How Arthritis Can Affect Your Hands:
There are 100+ different types of arthritis and related conditions in the world today. More than 10 million in the UK live with arthritis. This makes it the biggest cause of disability by far.
With there being many different forms of arthritis, it makes sense that there are a number of ways it can affect you. Everyone experiences arthritis differently. The more common symptoms we all may face can be:
- Pitted nails (when you have tiny dents in your nails)
- Painful ulcers
- Thickened skin (this can make bending finger difficult and uncomfortable)
What Happens When Your Crack Your Knuckles?
For me, I love the sound that cracking my knuckles makes and there is also a feeling of relief, like I have released some pressure. This may be different for you of course. When you crack your knuckles, here’s what happens on the inside:
- There is a cavity between all of your knuckles that is filled with a fluid and this is called ‘synovial fluid’. This is what lubricates your joints around your body.
- When you stretch your knuckles out, you are releasing a gas that forms a bubble within the synovial fluid. This bubble then collapses and makes a popping sound. This can be done deliberately when you crack your joints but it can also happen when we move, you may not have control over it.
- Cracking your joints causes this bubble to pop and it won’t pop again because it can take around 2o minutes for the gas to build up again and form more bubbles.
Let’s See What The Experts Say:
An American physician, Donald Unger performed an experiment on himself to answer this age old question. He was a self described researcher who chose to crack his knuckles in only one had for up to 60 years. He didn’t crack the other.

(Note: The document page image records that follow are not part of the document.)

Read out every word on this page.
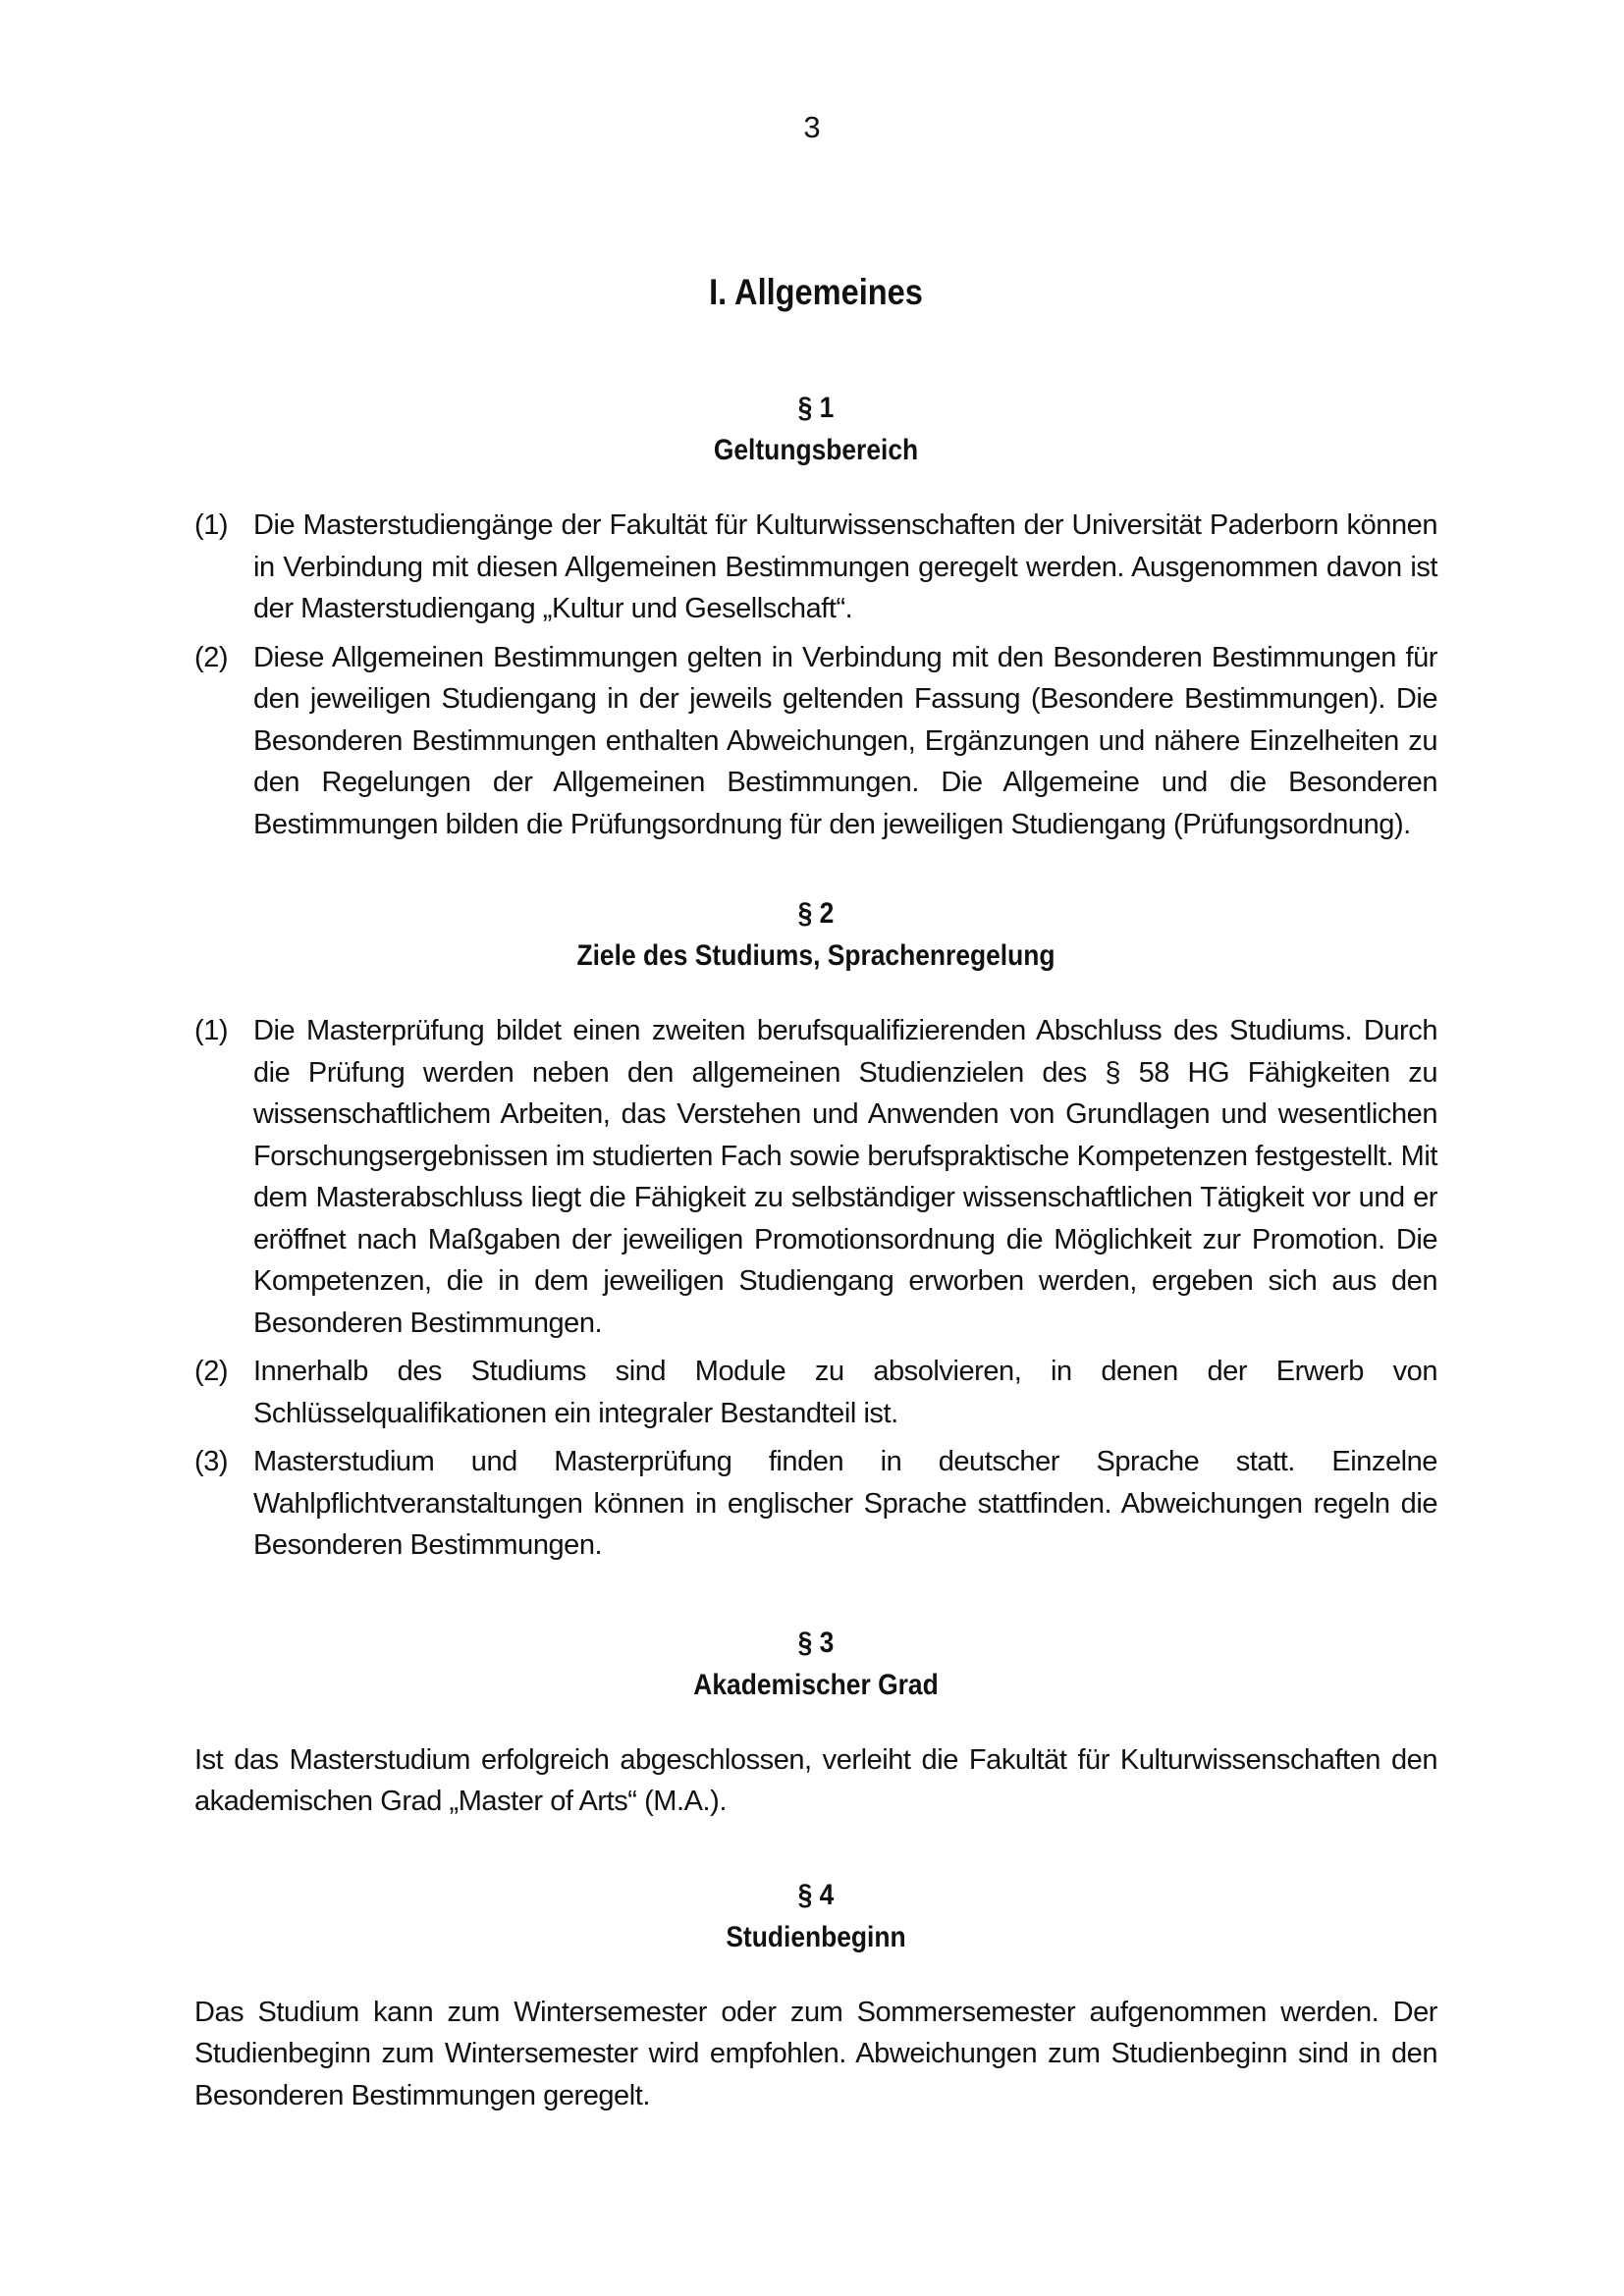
3
I. Allgemeines
§ 1
Geltungsbereich
(1) Die Masterstudiengänge der Fakultät für Kulturwissenschaften der Universität Paderborn können in Verbindung mit diesen Allgemeinen Bestimmungen geregelt werden. Ausgenommen davon ist der Masterstudiengang „Kultur und Gesellschaft“.
(2) Diese Allgemeinen Bestimmungen gelten in Verbindung mit den Besonderen Bestimmungen für den jeweiligen Studiengang in der jeweils geltenden Fassung (Besondere Bestimmungen). Die Besonderen Bestimmungen enthalten Abweichungen, Ergänzungen und nähere Einzelheiten zu den Regelungen der Allgemeinen Bestimmungen. Die Allgemeine und die Besonderen Bestimmungen bilden die Prüfungsordnung für den jeweiligen Studiengang (Prüfungsordnung).
§ 2
Ziele des Studiums, Sprachenregelung
(1) Die Masterprüfung bildet einen zweiten berufsqualifizierenden Abschluss des Studiums. Durch die Prüfung werden neben den allgemeinen Studienzielen des § 58 HG Fähigkeiten zu wissenschaftlichem Arbeiten, das Verstehen und Anwenden von Grundlagen und wesentlichen Forschungsergebnissen im studierten Fach sowie berufspraktische Kompetenzen festgestellt. Mit dem Masterabschluss liegt die Fähigkeit zu selbständiger wissenschaftlichen Tätigkeit vor und er eröffnet nach Maßgaben der jeweiligen Promotionsordnung die Möglichkeit zur Promotion. Die Kompetenzen, die in dem jeweiligen Studiengang erworben werden, ergeben sich aus den Besonderen Bestimmungen.
(2) Innerhalb des Studiums sind Module zu absolvieren, in denen der Erwerb von Schlüsselqualifikationen ein integraler Bestandteil ist.
(3) Masterstudium und Masterprüfung finden in deutscher Sprache statt. Einzelne Wahlpflichtveranstaltungen können in englischer Sprache stattfinden. Abweichungen regeln die Besonderen Bestimmungen.
§ 3
Akademischer Grad
Ist das Masterstudium erfolgreich abgeschlossen, verleiht die Fakultät für Kulturwissenschaften den akademischen Grad „Master of Arts“ (M.A.).
§ 4
Studienbeginn
Das Studium kann zum Wintersemester oder zum Sommersemester aufgenommen werden. Der Studienbeginn zum Wintersemester wird empfohlen. Abweichungen zum Studienbeginn sind in den Besonderen Bestimmungen geregelt.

After his 60 years of research, he found that he didn’t have any more arthritis in one hand than he did in the other. The vast majority of other medical sources agree with his findings, which is a relief for me (I’ve cracked my knuckles countless times writing this blog).
Of course, cracking your knuckles shouldn’t be painful, cause any swelling or change the shape of your joint. Should any of the previous points happen, something may be happening under the surface and it’s important that you talk to your doctor.